Originally Posted By Gone_Shootin:
Well, I downloaded Guitar Pro, & I get it. You are keeping up with the progression. I don't have my speed up, but I understand it.



You can slow the tempo down until you feel comfortable playing it and raise it to whatever speed you want. There is no set tempo.


Okay, my next question, can you use the scale for any given note in the chord that you're playing over. For example an open G has (from low to high) G-B-D-G-B-G in it. Can a player also use B & D scales as well in this situation? I guess the B & D would be called the harmony notes, right?
Link Posted: 12/21/2007 5:24:27 PM EST
[#49]

Originally Posted By Gone_Shootin:

Originally Posted By Hemi-Cuda:

Originally Posted By Gone_Shootin:
Well, I downloaded Guitar Pro, & I get it. You are keeping up with the progression.

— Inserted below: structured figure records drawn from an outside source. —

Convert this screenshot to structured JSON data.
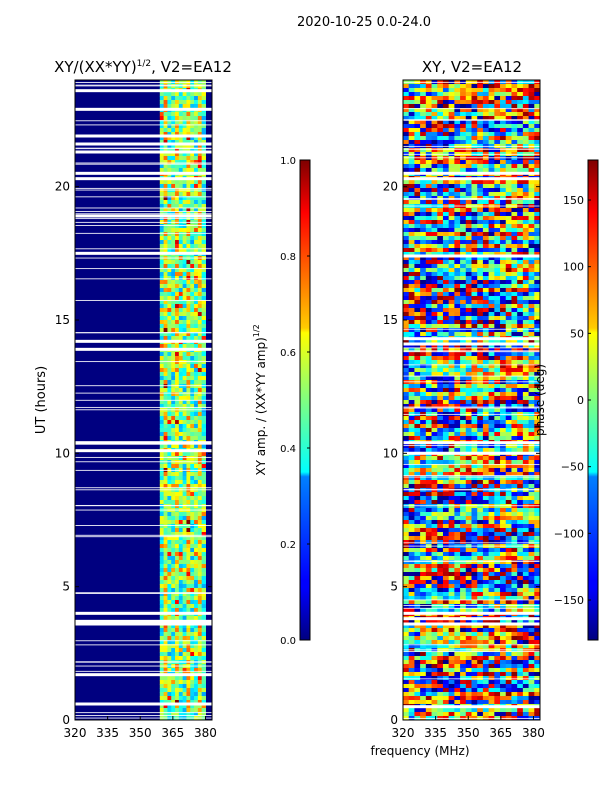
{
  "figure_title": "2020-10-25 0.0-24.0",
  "chart_data": [
    {
      "type": "heatmap",
      "title_main": "XY/(XX*YY)",
      "title_sup": "1/2",
      "title_rest": ", V2=EA12",
      "xlabel": "",
      "ylabel": "UT (hours)",
      "xlim": [
        320,
        383
      ],
      "ylim": [
        0,
        24
      ],
      "xticks": [
        320,
        335,
        350,
        365,
        380
      ],
      "yticks": [
        0,
        5,
        10,
        15,
        20
      ],
      "colorbar": {
        "label_main": "XY amp. / (XX*YY amp)",
        "label_sup": "1/2",
        "range": [
          0.0,
          1.0
        ],
        "ticks": [
          "0.0",
          "0.2",
          "0.4",
          "0.6",
          "0.8",
          "1.0"
        ],
        "colormap": "jet"
      },
      "bright_band_mhz": [
        359,
        380
      ],
      "gap_hours": [
        0.6,
        1.7,
        3.6,
        3.7,
        4.0,
        10.1,
        10.4,
        13.9,
        14.2,
        17.5,
        18.9,
        20.3,
        20.5,
        21.3,
        21.6,
        21.9,
        22.9,
        23.6
      ]
    },
    {
      "type": "heatmap",
      "title": "XY, V2=EA12",
      "xlabel": "",
      "ylabel": "",
      "xlim": [
        320,
        383
      ],
      "ylim": [
        0,
        24
      ],
      "xticks": [
        320,
        335,
        350,
        365,
        380
      ],
      "yticks": [
        0,
        5,
        10,
        15,
        20
      ],
      "colorbar": {
        "label": "phase (deg)",
        "range": [
          -180,
          180
        ],
        "ticks": [
          "−150",
          "−100",
          "−50",
          "0",
          "50",
          "100",
          "150"
        ],
        "tick_values": [
          -150,
          -100,
          -50,
          0,
          50,
          100,
          150
        ],
        "colormap": "jet"
      },
      "gap_hours": [
        0.5,
        3.6,
        3.8,
        4.0,
        10.0,
        10.4,
        14.1,
        14.3,
        17.4,
        20.3,
        20.5
      ]
    }
  ],
  "shared_xlabel": "frequency (MHz)",
  "colors": {
    "jet_low": "#00007f",
    "jet_high": "#7f0000",
    "frame": "#000000"
  }
}
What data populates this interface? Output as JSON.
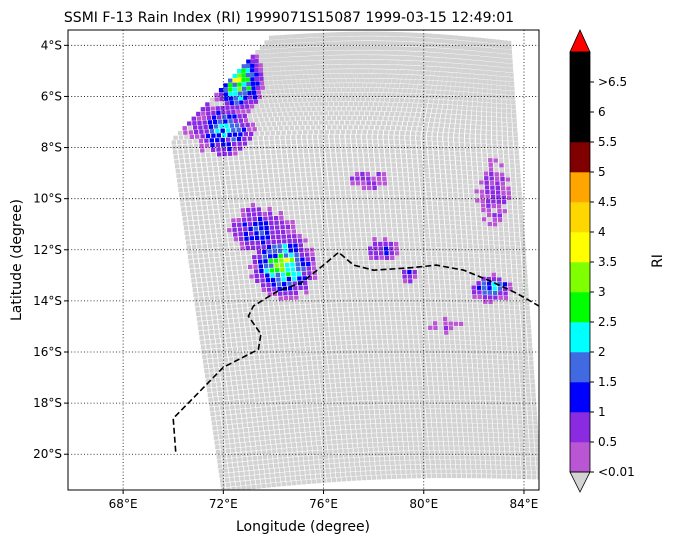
{
  "chart_data": {
    "type": "scatter",
    "title": "SSMI F-13 Rain Index (RI) 1999071S15087 1999-03-15 12:49:01",
    "xlabel": "Longitude (degree)",
    "ylabel": "Latitude (degree)",
    "xlim": [
      65.8,
      84.6
    ],
    "ylim": [
      -21.4,
      -3.4
    ],
    "x_ticks": [
      {
        "value": 68,
        "label": "68°E"
      },
      {
        "value": 72,
        "label": "72°E"
      },
      {
        "value": 76,
        "label": "76°E"
      },
      {
        "value": 80,
        "label": "80°E"
      },
      {
        "value": 84,
        "label": "84°E"
      }
    ],
    "y_ticks": [
      {
        "value": -4,
        "label": "4°S"
      },
      {
        "value": -6,
        "label": "6°S"
      },
      {
        "value": -8,
        "label": "8°S"
      },
      {
        "value": -10,
        "label": "10°S"
      },
      {
        "value": -12,
        "label": "12°S"
      },
      {
        "value": -14,
        "label": "14°S"
      },
      {
        "value": -16,
        "label": "16°S"
      },
      {
        "value": -18,
        "label": "18°S"
      },
      {
        "value": -20,
        "label": "20°S"
      }
    ],
    "grid": true,
    "swath": {
      "top_left": [
        73.9,
        -3.7
      ],
      "top_right": [
        83.4,
        -3.9
      ],
      "bottom_right": [
        84.6,
        -20.9
      ],
      "bottom_left": [
        72.0,
        -21.4
      ],
      "left_mid": [
        70.0,
        -7.7
      ],
      "fill_color": "#d3d3d3"
    },
    "track": [
      [
        70.1,
        -19.9
      ],
      [
        70.0,
        -18.6
      ],
      [
        71.0,
        -17.6
      ],
      [
        72.0,
        -16.6
      ],
      [
        73.4,
        -15.9
      ],
      [
        73.5,
        -15.3
      ],
      [
        73.0,
        -14.6
      ],
      [
        73.2,
        -14.2
      ],
      [
        74.2,
        -13.6
      ],
      [
        75.1,
        -13.3
      ],
      [
        76.0,
        -12.6
      ],
      [
        76.6,
        -12.1
      ],
      [
        77.2,
        -12.6
      ],
      [
        78.0,
        -12.8
      ],
      [
        79.5,
        -12.7
      ],
      [
        80.5,
        -12.6
      ],
      [
        81.6,
        -12.8
      ],
      [
        82.6,
        -13.2
      ],
      [
        83.7,
        -13.7
      ],
      [
        84.6,
        -14.2
      ]
    ],
    "rain_cells": [
      {
        "center": [
          72.6,
          -5.4
        ],
        "spread": [
          0.7,
          0.9
        ],
        "peak": 3.0
      },
      {
        "center": [
          72.0,
          -7.3
        ],
        "spread": [
          0.9,
          0.8
        ],
        "peak": 2.0
      },
      {
        "center": [
          71.0,
          -6.7
        ],
        "spread": [
          1.0,
          1.2
        ],
        "peak": 0.6
      },
      {
        "center": [
          74.4,
          -12.6
        ],
        "spread": [
          0.9,
          0.9
        ],
        "peak": 3.0
      },
      {
        "center": [
          73.5,
          -11.2
        ],
        "spread": [
          1.1,
          0.8
        ],
        "peak": 1.3
      },
      {
        "center": [
          78.3,
          -12.0
        ],
        "spread": [
          0.6,
          0.4
        ],
        "peak": 1.2
      },
      {
        "center": [
          79.4,
          -13.0
        ],
        "spread": [
          0.3,
          0.3
        ],
        "peak": 1.0
      },
      {
        "center": [
          82.7,
          -13.5
        ],
        "spread": [
          0.6,
          0.4
        ],
        "peak": 2.0
      },
      {
        "center": [
          77.8,
          -9.3
        ],
        "spread": [
          0.8,
          0.4
        ],
        "peak": 0.8
      },
      {
        "center": [
          82.8,
          -9.8
        ],
        "spread": [
          0.8,
          1.6
        ],
        "peak": 0.6
      },
      {
        "center": [
          81.0,
          -15.0
        ],
        "spread": [
          1.5,
          0.6
        ],
        "peak": 0.4
      }
    ],
    "colorbar": {
      "label": "RI",
      "levels": [
        0.01,
        0.5,
        1,
        1.5,
        2,
        2.5,
        3,
        3.5,
        4,
        4.5,
        5,
        5.5,
        6,
        6.5
      ],
      "colors": [
        "#ba55d3",
        "#8a2be2",
        "#0000ff",
        "#4169e1",
        "#00ffff",
        "#00ff00",
        "#7fff00",
        "#ffff00",
        "#ffd700",
        "#ffa500",
        "#800000",
        "#000000",
        "#000000",
        "#000000"
      ],
      "under_color": "#d3d3d3",
      "over_color": "#ff0000",
      "tick_labels": [
        "<0.01",
        "0.5",
        "1",
        "1.5",
        "2",
        "2.5",
        "3",
        "3.5",
        "4",
        "4.5",
        "5",
        "5.5",
        "6",
        ">6.5"
      ]
    }
  }
}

I don't have my speed up, but I understand it.



You can slow the tempo down until you feel comfortable playing it and raise it to whatever speed you want. There is no set tempo.


Okay, my next question, can you use the scale for any given note in the chord that you're playing over. For example an open G has (from low to high) G-B-D-G-B-G in it. Can a player also use B & D scales as well in this situation? I guess the B & D would be called the harmony notes, right?


Well you want to follow the scale of the root note only. Any G chord will have a root note of a G.
Link Posted: 12/27/2007 2:12:09 PM EST
[#50]
Great explanations HC and DM. Will follow closely!